Aquellas noticias hicieron que Russell tuviera que posponer una vez más su visita a Daniel Cadoux. Lamentaba mucho tener que hacerlo, pero ni él podía abandonar un día entero a sus tropas en un momento tan delicado ni Daniel iba a estar libre para hablar y cabalgar con él.

En cualquier caso, a pesar del ajetreo, no tuvo problemas para seguir manteniendo los encuentros con Irene en Gaztelu, algo que se había convertido en la joya de su tiempo libre.
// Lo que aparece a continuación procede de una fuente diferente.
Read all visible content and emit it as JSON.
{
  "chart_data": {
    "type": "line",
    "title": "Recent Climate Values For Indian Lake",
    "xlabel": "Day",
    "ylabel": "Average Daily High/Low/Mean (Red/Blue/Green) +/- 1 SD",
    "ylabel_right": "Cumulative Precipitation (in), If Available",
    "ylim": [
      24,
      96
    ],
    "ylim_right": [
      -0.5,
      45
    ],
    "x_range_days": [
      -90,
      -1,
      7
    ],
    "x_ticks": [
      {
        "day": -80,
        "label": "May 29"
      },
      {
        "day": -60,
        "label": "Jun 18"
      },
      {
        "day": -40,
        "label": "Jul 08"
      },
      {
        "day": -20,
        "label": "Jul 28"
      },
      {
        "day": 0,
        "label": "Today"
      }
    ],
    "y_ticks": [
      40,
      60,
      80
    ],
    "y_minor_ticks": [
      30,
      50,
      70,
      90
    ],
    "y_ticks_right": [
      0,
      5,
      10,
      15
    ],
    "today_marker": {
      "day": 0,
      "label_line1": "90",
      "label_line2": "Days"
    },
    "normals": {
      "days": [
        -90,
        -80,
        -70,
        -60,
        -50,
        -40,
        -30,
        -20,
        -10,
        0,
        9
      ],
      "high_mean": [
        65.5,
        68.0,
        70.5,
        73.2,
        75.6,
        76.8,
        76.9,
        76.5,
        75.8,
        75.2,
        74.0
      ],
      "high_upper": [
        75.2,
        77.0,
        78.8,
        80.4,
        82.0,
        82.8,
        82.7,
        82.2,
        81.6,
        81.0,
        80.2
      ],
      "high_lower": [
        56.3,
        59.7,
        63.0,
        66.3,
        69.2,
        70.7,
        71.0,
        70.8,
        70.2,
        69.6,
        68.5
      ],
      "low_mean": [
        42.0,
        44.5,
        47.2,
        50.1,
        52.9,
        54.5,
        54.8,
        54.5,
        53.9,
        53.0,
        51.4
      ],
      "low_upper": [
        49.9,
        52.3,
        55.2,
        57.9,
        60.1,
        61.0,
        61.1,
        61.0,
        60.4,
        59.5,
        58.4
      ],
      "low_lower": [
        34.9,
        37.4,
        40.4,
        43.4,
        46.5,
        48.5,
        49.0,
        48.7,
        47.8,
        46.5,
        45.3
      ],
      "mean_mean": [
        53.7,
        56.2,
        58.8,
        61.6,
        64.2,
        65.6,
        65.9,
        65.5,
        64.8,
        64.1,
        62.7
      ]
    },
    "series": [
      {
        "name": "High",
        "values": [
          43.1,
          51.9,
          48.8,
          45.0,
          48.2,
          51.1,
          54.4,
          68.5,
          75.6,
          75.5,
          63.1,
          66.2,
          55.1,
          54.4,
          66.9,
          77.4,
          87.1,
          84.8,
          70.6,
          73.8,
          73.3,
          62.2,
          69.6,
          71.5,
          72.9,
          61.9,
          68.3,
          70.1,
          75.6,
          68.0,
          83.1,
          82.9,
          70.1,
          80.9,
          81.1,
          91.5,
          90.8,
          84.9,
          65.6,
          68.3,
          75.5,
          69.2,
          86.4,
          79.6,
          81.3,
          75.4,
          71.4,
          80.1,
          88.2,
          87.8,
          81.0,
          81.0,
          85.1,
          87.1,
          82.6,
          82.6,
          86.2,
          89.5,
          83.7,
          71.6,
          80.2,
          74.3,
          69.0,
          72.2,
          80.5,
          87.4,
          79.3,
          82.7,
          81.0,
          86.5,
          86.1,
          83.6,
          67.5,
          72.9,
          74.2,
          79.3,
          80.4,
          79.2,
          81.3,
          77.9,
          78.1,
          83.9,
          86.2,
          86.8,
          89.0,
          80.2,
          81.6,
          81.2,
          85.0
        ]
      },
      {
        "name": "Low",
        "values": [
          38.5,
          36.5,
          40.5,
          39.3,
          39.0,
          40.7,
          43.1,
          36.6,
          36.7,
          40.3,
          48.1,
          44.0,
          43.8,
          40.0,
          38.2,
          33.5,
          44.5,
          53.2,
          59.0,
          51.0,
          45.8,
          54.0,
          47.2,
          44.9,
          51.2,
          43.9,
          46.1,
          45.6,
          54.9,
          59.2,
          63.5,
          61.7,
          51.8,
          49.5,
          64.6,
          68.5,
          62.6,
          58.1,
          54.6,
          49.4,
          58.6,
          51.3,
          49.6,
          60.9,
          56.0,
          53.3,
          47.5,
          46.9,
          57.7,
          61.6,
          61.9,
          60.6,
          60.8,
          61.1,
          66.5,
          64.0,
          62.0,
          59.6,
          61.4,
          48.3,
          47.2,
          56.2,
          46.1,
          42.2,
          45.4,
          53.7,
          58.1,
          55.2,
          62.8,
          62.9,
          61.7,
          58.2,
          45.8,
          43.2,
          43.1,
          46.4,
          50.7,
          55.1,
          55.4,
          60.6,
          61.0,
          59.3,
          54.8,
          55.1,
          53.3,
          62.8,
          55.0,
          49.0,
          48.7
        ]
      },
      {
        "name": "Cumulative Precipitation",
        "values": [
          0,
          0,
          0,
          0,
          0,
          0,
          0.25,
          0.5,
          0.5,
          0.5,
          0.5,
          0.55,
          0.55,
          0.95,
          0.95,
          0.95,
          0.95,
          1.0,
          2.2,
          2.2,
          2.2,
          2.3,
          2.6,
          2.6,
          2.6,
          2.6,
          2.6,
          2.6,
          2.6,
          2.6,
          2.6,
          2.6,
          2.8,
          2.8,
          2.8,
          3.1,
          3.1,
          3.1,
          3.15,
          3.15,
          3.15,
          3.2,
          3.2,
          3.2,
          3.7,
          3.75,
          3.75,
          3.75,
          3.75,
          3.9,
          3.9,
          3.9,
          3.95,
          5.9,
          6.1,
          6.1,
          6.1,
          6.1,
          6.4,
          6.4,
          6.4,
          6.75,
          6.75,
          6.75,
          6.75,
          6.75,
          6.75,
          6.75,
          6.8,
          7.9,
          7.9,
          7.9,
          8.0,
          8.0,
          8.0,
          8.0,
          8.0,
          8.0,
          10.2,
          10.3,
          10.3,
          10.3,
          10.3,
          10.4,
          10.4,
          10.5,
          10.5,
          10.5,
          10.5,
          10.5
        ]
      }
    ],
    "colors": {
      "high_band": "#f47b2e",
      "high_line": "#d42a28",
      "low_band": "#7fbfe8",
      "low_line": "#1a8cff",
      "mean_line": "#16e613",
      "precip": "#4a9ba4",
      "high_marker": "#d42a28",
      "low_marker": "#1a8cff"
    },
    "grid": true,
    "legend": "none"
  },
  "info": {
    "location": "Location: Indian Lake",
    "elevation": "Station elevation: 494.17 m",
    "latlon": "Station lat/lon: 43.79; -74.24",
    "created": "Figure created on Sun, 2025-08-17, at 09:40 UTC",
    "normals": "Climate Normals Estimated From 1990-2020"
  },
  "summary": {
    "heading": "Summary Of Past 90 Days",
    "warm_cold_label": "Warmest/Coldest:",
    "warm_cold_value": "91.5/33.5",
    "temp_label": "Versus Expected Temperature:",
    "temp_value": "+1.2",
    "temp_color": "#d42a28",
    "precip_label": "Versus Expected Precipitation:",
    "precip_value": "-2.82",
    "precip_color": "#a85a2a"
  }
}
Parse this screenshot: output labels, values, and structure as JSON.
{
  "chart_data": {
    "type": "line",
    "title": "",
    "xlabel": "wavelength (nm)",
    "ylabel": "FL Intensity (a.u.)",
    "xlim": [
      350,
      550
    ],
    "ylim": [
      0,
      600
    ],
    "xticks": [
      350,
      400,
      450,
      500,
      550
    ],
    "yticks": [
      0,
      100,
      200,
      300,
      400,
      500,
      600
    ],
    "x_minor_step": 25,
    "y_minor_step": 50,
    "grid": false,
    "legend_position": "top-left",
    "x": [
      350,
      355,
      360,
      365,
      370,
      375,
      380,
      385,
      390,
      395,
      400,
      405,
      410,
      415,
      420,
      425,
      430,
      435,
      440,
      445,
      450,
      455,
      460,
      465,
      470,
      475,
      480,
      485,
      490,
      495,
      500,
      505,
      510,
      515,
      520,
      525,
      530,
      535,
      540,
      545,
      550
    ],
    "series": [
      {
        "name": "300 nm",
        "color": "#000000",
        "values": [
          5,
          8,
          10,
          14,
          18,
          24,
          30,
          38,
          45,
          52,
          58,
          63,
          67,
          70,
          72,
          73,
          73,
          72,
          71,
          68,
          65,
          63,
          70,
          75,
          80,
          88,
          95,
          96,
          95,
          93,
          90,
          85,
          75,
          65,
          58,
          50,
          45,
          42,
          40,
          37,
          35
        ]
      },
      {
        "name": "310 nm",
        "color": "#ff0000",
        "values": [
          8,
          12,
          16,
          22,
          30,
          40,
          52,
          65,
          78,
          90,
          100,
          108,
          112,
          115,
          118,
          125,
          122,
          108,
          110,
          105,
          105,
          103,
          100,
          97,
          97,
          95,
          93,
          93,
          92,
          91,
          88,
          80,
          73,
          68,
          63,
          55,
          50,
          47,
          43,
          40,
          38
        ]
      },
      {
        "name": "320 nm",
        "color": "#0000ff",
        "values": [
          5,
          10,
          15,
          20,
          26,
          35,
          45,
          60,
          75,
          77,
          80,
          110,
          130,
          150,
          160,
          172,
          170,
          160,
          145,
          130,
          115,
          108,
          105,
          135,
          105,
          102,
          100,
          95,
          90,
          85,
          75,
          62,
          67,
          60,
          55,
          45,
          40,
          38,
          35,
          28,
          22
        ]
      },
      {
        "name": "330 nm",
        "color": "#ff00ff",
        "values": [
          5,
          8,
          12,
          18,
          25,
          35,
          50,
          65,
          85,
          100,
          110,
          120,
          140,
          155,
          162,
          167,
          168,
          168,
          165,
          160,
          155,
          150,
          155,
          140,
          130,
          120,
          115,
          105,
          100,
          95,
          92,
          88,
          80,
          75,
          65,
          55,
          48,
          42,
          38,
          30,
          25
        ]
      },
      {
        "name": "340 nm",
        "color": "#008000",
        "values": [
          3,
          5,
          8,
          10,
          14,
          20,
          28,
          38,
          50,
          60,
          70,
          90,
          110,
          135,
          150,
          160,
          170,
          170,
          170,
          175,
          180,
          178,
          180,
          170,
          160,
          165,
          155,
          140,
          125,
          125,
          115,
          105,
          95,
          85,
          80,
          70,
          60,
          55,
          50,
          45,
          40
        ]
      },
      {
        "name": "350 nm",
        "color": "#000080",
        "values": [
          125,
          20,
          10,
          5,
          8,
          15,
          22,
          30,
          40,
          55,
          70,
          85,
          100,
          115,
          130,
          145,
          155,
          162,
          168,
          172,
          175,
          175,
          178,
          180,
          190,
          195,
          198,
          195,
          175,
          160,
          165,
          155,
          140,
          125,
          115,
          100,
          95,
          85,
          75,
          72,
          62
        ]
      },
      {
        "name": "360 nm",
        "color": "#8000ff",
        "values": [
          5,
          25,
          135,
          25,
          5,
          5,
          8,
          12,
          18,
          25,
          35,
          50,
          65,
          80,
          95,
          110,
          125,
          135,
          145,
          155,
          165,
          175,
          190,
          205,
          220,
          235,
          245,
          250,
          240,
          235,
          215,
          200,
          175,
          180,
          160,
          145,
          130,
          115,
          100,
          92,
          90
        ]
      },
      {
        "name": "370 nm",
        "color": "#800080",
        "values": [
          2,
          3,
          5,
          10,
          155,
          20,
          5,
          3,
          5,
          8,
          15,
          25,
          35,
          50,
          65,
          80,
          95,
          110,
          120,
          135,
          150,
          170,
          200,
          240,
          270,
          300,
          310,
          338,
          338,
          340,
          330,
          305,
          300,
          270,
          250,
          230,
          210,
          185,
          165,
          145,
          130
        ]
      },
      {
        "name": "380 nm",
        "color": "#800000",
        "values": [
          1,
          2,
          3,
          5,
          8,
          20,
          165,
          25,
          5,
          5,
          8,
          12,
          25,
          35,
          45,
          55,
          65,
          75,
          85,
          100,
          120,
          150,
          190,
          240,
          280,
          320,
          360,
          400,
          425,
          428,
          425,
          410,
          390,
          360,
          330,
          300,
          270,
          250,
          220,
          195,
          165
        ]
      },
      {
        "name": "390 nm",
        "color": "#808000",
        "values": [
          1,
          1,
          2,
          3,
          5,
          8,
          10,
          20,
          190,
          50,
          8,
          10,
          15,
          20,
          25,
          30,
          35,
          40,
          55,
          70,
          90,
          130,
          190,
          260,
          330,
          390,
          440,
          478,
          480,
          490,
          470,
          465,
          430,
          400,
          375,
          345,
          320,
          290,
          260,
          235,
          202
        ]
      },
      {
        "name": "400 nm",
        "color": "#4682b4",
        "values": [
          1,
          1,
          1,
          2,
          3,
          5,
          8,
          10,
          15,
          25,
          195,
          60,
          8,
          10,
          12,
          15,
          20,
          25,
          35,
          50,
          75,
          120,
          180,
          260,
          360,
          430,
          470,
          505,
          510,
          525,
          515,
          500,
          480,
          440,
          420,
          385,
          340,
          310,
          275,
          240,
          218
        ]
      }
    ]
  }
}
Solo había una pequeña sombra en su relación con la maestra y era su joven amigo. Había recabado información y era evidente que el muchacho estaba metido en algo. Sus idas y venidas a través de la frontera eran diarias. No era el único joven del pueblo que lo hacía, pero, en su caso, lo sospechoso era que no siempre traía mercancía que justificara esos viajes. El soldado que le investigaba daba por hecho que pasaba información, y que esta era para los franceses, ya que con ellos no trabajaba, pero no sabía hasta qué punto podía ser peligroso. También le dijo algo que no le gustó: que el joven visitaba todos los días a la maestra. En cualquier caso, no parecía que ella estuviera implicada en nada, aquellas visitas parecían de índole amorosa, ya que les había visto abrazarse.

El hombre sonrió al decir esto último, pero Russell tuvo que hacer esfuerzos para que el disgusto no se reflejara en su cara. Luego, cuando se quedó solo, pensó con más calma que era absurdo ponerse así. La chica tenía derecho a entregar su corazón a quien quisiera. Él solo quería disfrutar de su conversación y, además, se marcharía pronto. Pero pensar esto último también le disgustó.

Le servían de paliativo las cartas de Isabel de Benito, siempre excitantes y jugosas. Aunque las últimas que había recibido eran más contenidas de lo acostumbrado. Apenas tenían pasajes picantes. El final de la última carta le había hecho pensar que la mujer tramaba algo, “te daré lo que te corresponde en breve”, le había escrito. Pensó que quizá la ausencia de temas sexuales en las últimas cartas era la forma que había buscado para acrecentar su deseo de ella, y estaba planeando una próxima misiva con pasajes más sexuales que nunca.

Si era así, funcionaba, ya que solo pensarlo le excitó.